I have no idea why the video for Christina Aguilera’s 'Beautiful' was on the television at my grandmother’s house, perhaps it was an advert for the album during Blind Date. But on it was. And of course they showed that bit. The section where two men lock lips.
“Disgusting,” my grandfather commented.
I knew, in that moment, there was still work to do.
Sung by a cis (presumably straight) woman, but, vitally, written by 4 Non Blondes’ Linda Perry — a lesbian — the lyrics aren’t outwardly specific to the LGBTQ experience, but it doesn’t exactly take a massive leap of imagination.
It’s a reminder of one’s inner value in the face of persecution or ridicule: “I am beautiful, no matter what they say, words can’t bring me down.”
Idealistic perhaps, but a new and unexpected rawness and crackle in Aguilera’s usually bombastic vocals sold it.
From the opening whisper of “Don’t look at me...” the song builds and builds into a command to whoever her tormentor is: “So don’t you bring me down today.”
If the song was universal, the video (directed by frequent Gaga collaborator Jonas Åkerlund) made sure to spell out the specifics.
P!nk (another Perry protégé) had set the tone with the previous year’s M!ssundaztood, creating a new sub genre of gritty, honest female pop.
Aguilera, in a move to make her image more mature, uses the video for Beautiful to dissect body image and bullying, alongside the aforementioned gay couple (Jordan Shannon and Justin Croft) as well as a transgender woman — portrayed by Constance Cooper, who is thought to be the inspiration for Denis O’Hare’s character in queer-friendly American Horror Story.

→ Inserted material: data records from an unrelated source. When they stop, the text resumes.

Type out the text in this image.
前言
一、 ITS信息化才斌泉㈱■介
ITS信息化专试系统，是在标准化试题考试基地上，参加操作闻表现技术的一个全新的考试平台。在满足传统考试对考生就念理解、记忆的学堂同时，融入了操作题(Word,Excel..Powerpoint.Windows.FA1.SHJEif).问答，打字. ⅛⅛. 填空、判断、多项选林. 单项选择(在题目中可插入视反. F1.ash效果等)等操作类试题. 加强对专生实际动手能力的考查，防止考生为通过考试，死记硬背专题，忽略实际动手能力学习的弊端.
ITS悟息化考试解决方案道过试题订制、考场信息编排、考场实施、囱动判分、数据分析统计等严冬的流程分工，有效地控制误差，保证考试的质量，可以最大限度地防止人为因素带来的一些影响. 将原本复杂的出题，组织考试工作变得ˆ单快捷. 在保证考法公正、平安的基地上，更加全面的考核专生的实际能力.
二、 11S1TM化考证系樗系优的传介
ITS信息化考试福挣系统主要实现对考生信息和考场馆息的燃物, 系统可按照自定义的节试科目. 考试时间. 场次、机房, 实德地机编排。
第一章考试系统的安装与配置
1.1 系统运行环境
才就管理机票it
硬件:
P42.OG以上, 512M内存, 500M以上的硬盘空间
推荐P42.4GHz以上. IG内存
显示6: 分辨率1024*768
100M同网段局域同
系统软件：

Aguilera directly addresses the audience in the second chorus: “You are beautiful, in every single way.”
Perry’s message to the listener is outward facing. It was an interesting time for queer inclusion. This was, depressingly, still a time when a gay kiss on Dawson’s Creek, Will & Grace or in a t.A.T.u video actually made headlines.
Croft and Shannon’s snog is a full-blooded, tongue-filled pash, but their hand-holding is intimate, tender and loving. The fact that they continue their embrace in the face of disgusted passers-by was revelatory to my little group of queer chums.
The whole video felt like activism - not bad for a former Mouseketeer. One suspects that was the intention.
A slew of empowerment pop songs followed, from 'Firework' to 'Born This Way' but none felt as authentic. Such songs are easy to mock (exhibit A: Daniel Franzese’s character, Damian, being pelted with a sneaker while performing it in Mean Girls), but listen to 'Beautiful' again: Almost 20 years later, it still gives me goosebumps.